Mickey knew the weapon inside out. Light pressure on the trigger for single action, roughly 4.5 lb pressure for double action – double tap in police parlance.
One shot normally was enough to stop the target, take him down, straight away. They called it the knock-down effect.
The .38 Smith & Wesson packs a powerful punch for a small pistol. Mickey had a particular affection for this gun. It was the first he had ever been issued with.
Together with its companion model, the .38 Number 10, a six-shot revolver with a 4.5-inch barrel, the Smith & Wesson Number 36 formed the core of the Met armoury up until 1987.
It was a Number 10 which PC Trevor Locke managed to conceal under his raincoat after being taken hostage in the Iranian Embassy siege in 1981. Mickey was there for five straight days, providing armed back-up.
Mickey put the Smith & Wesson back in its holster and fastened the safety clip.
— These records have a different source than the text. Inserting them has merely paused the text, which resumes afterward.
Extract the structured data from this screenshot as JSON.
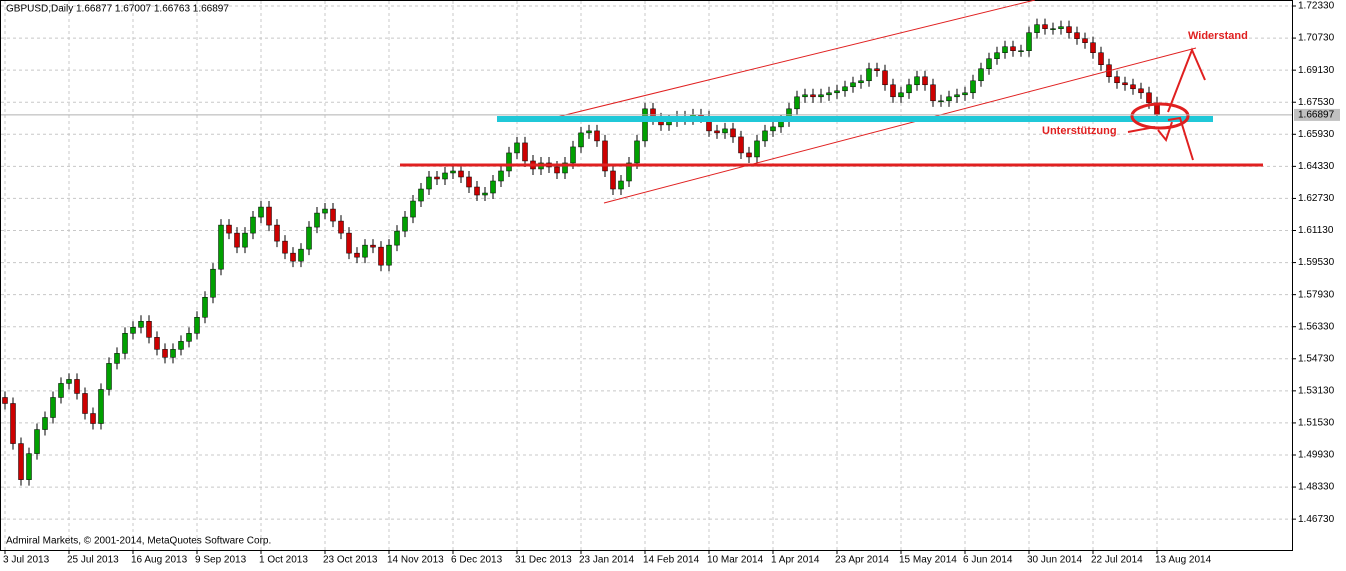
{
  "chart_data": {
    "type": "candlestick",
    "title": "GBPUSD,Daily",
    "quote": "1.66877 1.67007 1.66763 1.66897",
    "current_price": {
      "value": 1.66897,
      "label": "1.66897"
    },
    "copyright": "Admiral Markets, © 2001-2014, MetaQuotes Software Corp.",
    "annotations": [
      "Widerstand",
      "Unterstützung"
    ],
    "up_color": "#00a000",
    "down_color": "#cc0000",
    "wick_color": "#000000",
    "grid": true,
    "ylim": [
      1.4519,
      1.7263
    ],
    "yticks": [
      {
        "value": 1.4673,
        "label": "1.46730"
      },
      {
        "value": 1.4833,
        "label": "1.48330"
      },
      {
        "value": 1.4993,
        "label": "1.49930"
      },
      {
        "value": 1.5153,
        "label": "1.51530"
      },
      {
        "value": 1.5313,
        "label": "1.53130"
      },
      {
        "value": 1.5473,
        "label": "1.54730"
      },
      {
        "value": 1.5633,
        "label": "1.56330"
      },
      {
        "value": 1.5793,
        "label": "1.57930"
      },
      {
        "value": 1.5953,
        "label": "1.59530"
      },
      {
        "value": 1.6113,
        "label": "1.61130"
      },
      {
        "value": 1.6273,
        "label": "1.62730"
      },
      {
        "value": 1.6433,
        "label": "1.64330"
      },
      {
        "value": 1.6593,
        "label": "1.65930"
      },
      {
        "value": 1.6753,
        "label": "1.67530"
      },
      {
        "value": 1.6913,
        "label": "1.69130"
      },
      {
        "value": 1.7073,
        "label": "1.70730"
      },
      {
        "value": 1.7233,
        "label": "1.72330"
      }
    ],
    "categories": [
      "3 Jul 2013",
      null,
      null,
      null,
      null,
      null,
      null,
      null,
      "25 Jul 2013",
      null,
      null,
      null,
      null,
      null,
      null,
      null,
      "16 Aug 2013",
      null,
      null,
      null,
      null,
      null,
      null,
      null,
      "9 Sep 2013",
      null,
      null,
      null,
      null,
      null,
      null,
      null,
      "1 Oct 2013",
      null,
      null,
      null,
      null,
      null,
      null,
      null,
      "23 Oct 2013",
      null,
      null,
      null,
      null,
      null,
      null,
      null,
      "14 Nov 2013",
      null,
      null,
      null,
      null,
      null,
      null,
      null,
      "6 Dec 2013",
      null,
      null,
      null,
      null,
      null,
      null,
      null,
      "31 Dec 2013",
      null,
      null,
      null,
      null,
      null,
      null,
      null,
      "23 Jan 2014",
      null,
      null,
      null,
      null,
      null,
      null,
      null,
      "14 Feb 2014",
      null,
      null,
      null,
      null,
      null,
      null,
      null,
      "10 Mar 2014",
      null,
      null,
      null,
      null,
      null,
      null,
      null,
      "1 Apr 2014",
      null,
      null,
      null,
      null,
      null,
      null,
      null,
      "23 Apr 2014",
      null,
      null,
      null,
      null,
      null,
      null,
      null,
      "15 May 2014",
      null,
      null,
      null,
      null,
      null,
      null,
      null,
      "6 Jun 2014",
      null,
      null,
      null,
      null,
      null,
      null,
      null,
      "30 Jun 2014",
      null,
      null,
      null,
      null,
      null,
      null,
      null,
      "22 Jul 2014",
      null,
      null,
      null,
      null,
      null,
      null,
      null,
      "13 Aug 2014"
    ],
    "ohlc": [
      [
        1.528,
        1.531,
        1.522,
        1.525
      ],
      [
        1.525,
        1.528,
        1.502,
        1.505
      ],
      [
        1.505,
        1.508,
        1.484,
        1.487
      ],
      [
        1.487,
        1.503,
        1.484,
        1.5
      ],
      [
        1.5,
        1.515,
        1.497,
        1.512
      ],
      [
        1.512,
        1.521,
        1.509,
        1.518
      ],
      [
        1.518,
        1.531,
        1.515,
        1.528
      ],
      [
        1.528,
        1.538,
        1.525,
        1.535
      ],
      [
        1.535,
        1.54,
        1.532,
        1.537
      ],
      [
        1.537,
        1.54,
        1.527,
        1.53
      ],
      [
        1.53,
        1.533,
        1.517,
        1.52
      ],
      [
        1.52,
        1.523,
        1.512,
        1.515
      ],
      [
        1.515,
        1.535,
        1.512,
        1.532
      ],
      [
        1.532,
        1.548,
        1.529,
        1.545
      ],
      [
        1.545,
        1.553,
        1.542,
        1.55
      ],
      [
        1.55,
        1.563,
        1.547,
        1.56
      ],
      [
        1.56,
        1.566,
        1.557,
        1.563
      ],
      [
        1.563,
        1.569,
        1.56,
        1.566
      ],
      [
        1.566,
        1.569,
        1.555,
        1.558
      ],
      [
        1.558,
        1.561,
        1.549,
        1.552
      ],
      [
        1.552,
        1.555,
        1.545,
        1.548
      ],
      [
        1.548,
        1.555,
        1.545,
        1.552
      ],
      [
        1.552,
        1.559,
        1.549,
        1.556
      ],
      [
        1.556,
        1.563,
        1.553,
        1.56
      ],
      [
        1.56,
        1.571,
        1.557,
        1.568
      ],
      [
        1.568,
        1.581,
        1.565,
        1.578
      ],
      [
        1.578,
        1.595,
        1.575,
        1.592
      ],
      [
        1.592,
        1.617,
        1.589,
        1.614
      ],
      [
        1.614,
        1.617,
        1.607,
        1.61
      ],
      [
        1.61,
        1.613,
        1.6,
        1.603
      ],
      [
        1.603,
        1.613,
        1.6,
        1.61
      ],
      [
        1.61,
        1.621,
        1.607,
        1.618
      ],
      [
        1.618,
        1.626,
        1.615,
        1.623
      ],
      [
        1.623,
        1.626,
        1.611,
        1.614
      ],
      [
        1.614,
        1.617,
        1.603,
        1.606
      ],
      [
        1.606,
        1.609,
        1.597,
        1.6
      ],
      [
        1.6,
        1.603,
        1.593,
        1.596
      ],
      [
        1.596,
        1.605,
        1.593,
        1.602
      ],
      [
        1.602,
        1.616,
        1.599,
        1.613
      ],
      [
        1.613,
        1.623,
        1.61,
        1.62
      ],
      [
        1.62,
        1.625,
        1.617,
        1.622
      ],
      [
        1.622,
        1.625,
        1.613,
        1.616
      ],
      [
        1.616,
        1.619,
        1.607,
        1.61
      ],
      [
        1.61,
        1.613,
        1.597,
        1.6
      ],
      [
        1.6,
        1.603,
        1.595,
        1.598
      ],
      [
        1.598,
        1.607,
        1.595,
        1.604
      ],
      [
        1.604,
        1.607,
        1.6,
        1.603
      ],
      [
        1.603,
        1.606,
        1.591,
        1.594
      ],
      [
        1.594,
        1.607,
        1.591,
        1.604
      ],
      [
        1.604,
        1.614,
        1.601,
        1.611
      ],
      [
        1.611,
        1.621,
        1.608,
        1.618
      ],
      [
        1.618,
        1.629,
        1.615,
        1.626
      ],
      [
        1.626,
        1.635,
        1.623,
        1.632
      ],
      [
        1.632,
        1.641,
        1.629,
        1.638
      ],
      [
        1.638,
        1.641,
        1.634,
        1.637
      ],
      [
        1.637,
        1.643,
        1.634,
        1.64
      ],
      [
        1.64,
        1.644,
        1.637,
        1.641
      ],
      [
        1.641,
        1.644,
        1.635,
        1.638
      ],
      [
        1.638,
        1.641,
        1.63,
        1.633
      ],
      [
        1.633,
        1.636,
        1.626,
        1.629
      ],
      [
        1.629,
        1.633,
        1.626,
        1.63
      ],
      [
        1.63,
        1.639,
        1.627,
        1.636
      ],
      [
        1.636,
        1.644,
        1.633,
        1.641
      ],
      [
        1.641,
        1.653,
        1.638,
        1.65
      ],
      [
        1.65,
        1.658,
        1.647,
        1.655
      ],
      [
        1.655,
        1.658,
        1.643,
        1.646
      ],
      [
        1.646,
        1.649,
        1.639,
        1.642
      ],
      [
        1.642,
        1.648,
        1.639,
        1.645
      ],
      [
        1.645,
        1.648,
        1.64,
        1.643
      ],
      [
        1.643,
        1.646,
        1.637,
        1.64
      ],
      [
        1.64,
        1.648,
        1.637,
        1.645
      ],
      [
        1.645,
        1.656,
        1.642,
        1.653
      ],
      [
        1.653,
        1.663,
        1.65,
        1.66
      ],
      [
        1.66,
        1.664,
        1.657,
        1.661
      ],
      [
        1.661,
        1.664,
        1.653,
        1.656
      ],
      [
        1.656,
        1.659,
        1.638,
        1.641
      ],
      [
        1.641,
        1.644,
        1.629,
        1.632
      ],
      [
        1.632,
        1.639,
        1.629,
        1.636
      ],
      [
        1.636,
        1.648,
        1.633,
        1.645
      ],
      [
        1.645,
        1.659,
        1.642,
        1.656
      ],
      [
        1.656,
        1.675,
        1.653,
        1.672
      ],
      [
        1.672,
        1.675,
        1.664,
        1.667
      ],
      [
        1.667,
        1.67,
        1.661,
        1.664
      ],
      [
        1.664,
        1.669,
        1.661,
        1.666
      ],
      [
        1.666,
        1.671,
        1.663,
        1.668
      ],
      [
        1.668,
        1.671,
        1.664,
        1.667
      ],
      [
        1.667,
        1.672,
        1.664,
        1.669
      ],
      [
        1.669,
        1.672,
        1.665,
        1.668
      ],
      [
        1.668,
        1.671,
        1.658,
        1.661
      ],
      [
        1.661,
        1.664,
        1.657,
        1.66
      ],
      [
        1.66,
        1.665,
        1.657,
        1.662
      ],
      [
        1.662,
        1.665,
        1.655,
        1.658
      ],
      [
        1.658,
        1.661,
        1.647,
        1.65
      ],
      [
        1.65,
        1.653,
        1.645,
        1.648
      ],
      [
        1.648,
        1.659,
        1.645,
        1.656
      ],
      [
        1.656,
        1.664,
        1.653,
        1.661
      ],
      [
        1.661,
        1.666,
        1.658,
        1.663
      ],
      [
        1.663,
        1.669,
        1.66,
        1.666
      ],
      [
        1.666,
        1.675,
        1.663,
        1.672
      ],
      [
        1.672,
        1.681,
        1.669,
        1.678
      ],
      [
        1.678,
        1.682,
        1.675,
        1.679
      ],
      [
        1.679,
        1.682,
        1.675,
        1.678
      ],
      [
        1.678,
        1.682,
        1.675,
        1.679
      ],
      [
        1.679,
        1.683,
        1.676,
        1.68
      ],
      [
        1.68,
        1.684,
        1.677,
        1.681
      ],
      [
        1.681,
        1.686,
        1.678,
        1.683
      ],
      [
        1.683,
        1.688,
        1.68,
        1.685
      ],
      [
        1.685,
        1.689,
        1.682,
        1.686
      ],
      [
        1.686,
        1.695,
        1.683,
        1.692
      ],
      [
        1.692,
        1.695,
        1.688,
        1.691
      ],
      [
        1.691,
        1.694,
        1.681,
        1.684
      ],
      [
        1.684,
        1.687,
        1.675,
        1.678
      ],
      [
        1.678,
        1.683,
        1.675,
        1.68
      ],
      [
        1.68,
        1.687,
        1.677,
        1.684
      ],
      [
        1.684,
        1.691,
        1.681,
        1.688
      ],
      [
        1.688,
        1.691,
        1.681,
        1.684
      ],
      [
        1.684,
        1.687,
        1.673,
        1.676
      ],
      [
        1.676,
        1.679,
        1.673,
        1.676
      ],
      [
        1.676,
        1.681,
        1.673,
        1.678
      ],
      [
        1.678,
        1.682,
        1.675,
        1.679
      ],
      [
        1.679,
        1.683,
        1.676,
        1.68
      ],
      [
        1.68,
        1.689,
        1.677,
        1.686
      ],
      [
        1.686,
        1.695,
        1.683,
        1.692
      ],
      [
        1.692,
        1.7,
        1.689,
        1.697
      ],
      [
        1.697,
        1.703,
        1.694,
        1.7
      ],
      [
        1.7,
        1.706,
        1.697,
        1.703
      ],
      [
        1.703,
        1.706,
        1.698,
        1.701
      ],
      [
        1.701,
        1.704,
        1.698,
        1.701
      ],
      [
        1.701,
        1.713,
        1.698,
        1.71
      ],
      [
        1.71,
        1.717,
        1.707,
        1.714
      ],
      [
        1.714,
        1.717,
        1.709,
        1.712
      ],
      [
        1.712,
        1.715,
        1.709,
        1.712
      ],
      [
        1.712,
        1.716,
        1.709,
        1.713
      ],
      [
        1.713,
        1.716,
        1.707,
        1.71
      ],
      [
        1.71,
        1.713,
        1.704,
        1.707
      ],
      [
        1.707,
        1.71,
        1.702,
        1.705
      ],
      [
        1.705,
        1.708,
        1.697,
        1.7
      ],
      [
        1.7,
        1.703,
        1.691,
        1.694
      ],
      [
        1.694,
        1.697,
        1.685,
        1.688
      ],
      [
        1.688,
        1.691,
        1.682,
        1.685
      ],
      [
        1.685,
        1.688,
        1.681,
        1.684
      ],
      [
        1.684,
        1.687,
        1.679,
        1.682
      ],
      [
        1.682,
        1.685,
        1.677,
        1.68
      ],
      [
        1.68,
        1.683,
        1.672,
        1.675
      ],
      [
        1.675,
        1.678,
        1.666,
        1.669
      ]
    ]
  }
}
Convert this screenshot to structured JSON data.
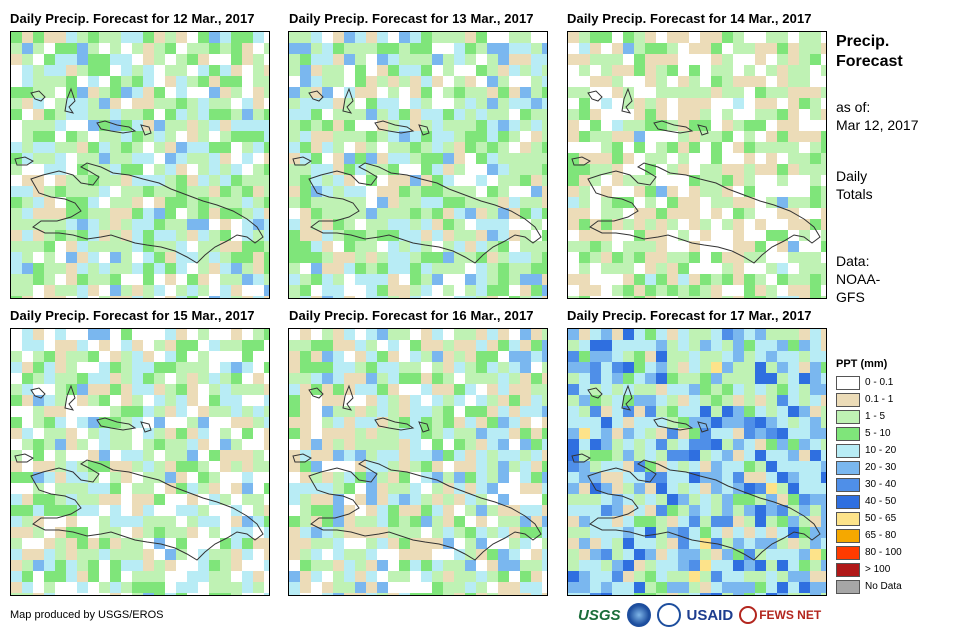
{
  "panels": [
    {
      "title": "Daily Precip. Forecast for 12 Mar., 2017",
      "seed": 12,
      "profile": "p1"
    },
    {
      "title": "Daily Precip. Forecast for 13 Mar., 2017",
      "seed": 13,
      "profile": "p2"
    },
    {
      "title": "Daily Precip. Forecast for 14 Mar., 2017",
      "seed": 14,
      "profile": "p3"
    },
    {
      "title": "Daily Precip. Forecast for 15 Mar., 2017",
      "seed": 15,
      "profile": "p4"
    },
    {
      "title": "Daily Precip. Forecast for 16 Mar., 2017",
      "seed": 16,
      "profile": "p5"
    },
    {
      "title": "Daily Precip. Forecast for 17 Mar., 2017",
      "seed": 17,
      "profile": "p6"
    }
  ],
  "side": {
    "title_line1": "Precip.",
    "title_line2": "Forecast",
    "asof_label": "as of:",
    "asof_date": "Mar 12, 2017",
    "totals_line1": "Daily",
    "totals_line2": "Totals",
    "data_label": "Data:",
    "data_line1": "NOAA-",
    "data_line2": "GFS"
  },
  "legend": {
    "title": "PPT (mm)",
    "items": [
      {
        "label": "0 - 0.1",
        "color": "#ffffff"
      },
      {
        "label": "0.1 - 1",
        "color": "#ecdcb8"
      },
      {
        "label": "1 - 5",
        "color": "#bff2b4"
      },
      {
        "label": "5 - 10",
        "color": "#7fe57a"
      },
      {
        "label": "10 - 20",
        "color": "#b8ecf5"
      },
      {
        "label": "20 - 30",
        "color": "#7ab7ef"
      },
      {
        "label": "30 - 40",
        "color": "#4f8fe8"
      },
      {
        "label": "40 - 50",
        "color": "#2f6fe0"
      },
      {
        "label": "50 - 65",
        "color": "#fde38a"
      },
      {
        "label": "65 - 80",
        "color": "#f5a800"
      },
      {
        "label": "80 - 100",
        "color": "#ff3b00"
      },
      {
        "label": "> 100",
        "color": "#b01818"
      },
      {
        "label": "No Data",
        "color": "#a6a6a6"
      }
    ]
  },
  "credit": "Map produced by USGS/EROS",
  "logos": {
    "usgs": "USGS",
    "usaid": "USAID",
    "fewsnet": "FEWS NET"
  }
}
Although still in use around the world, the .38 was becoming something of a museum piece.
The new generation of automatic and semi-automatic handguns had replaced the trusty old revolvers.
Like the Glock 17 which Mickey now held in his right hand. Calibre: 9mm. Barrel: 4.5 inches. Weight: 24.8 oz unloaded. Stock: polymer. Sights: fixed and adjustable, optional night sights. Features: unique safe action system with three internal devices that disengage as the trigger is pulled and re-engage automatically. A tough, lightweight gun. The only metal parts other than the bullets are the barrel, trigger mechanism and slide.
Now the most popular handgun in the Met, the Glock’s magazine holds seventeen 9mm parabellum hollow-point bullets for rapid fire at 1,350 feet per second. It’s said to be virtually idiot-proof. The safety catch is on the trigger and the weapon can be carried locked or unlocked.
This was the gun with which Mickey had been issued for home protection and still held a licence to keep. Ex-cops, particularly those who had served in the anti-terrorism or weapons divisions, were vulnerable to revenge attacks even after retirement.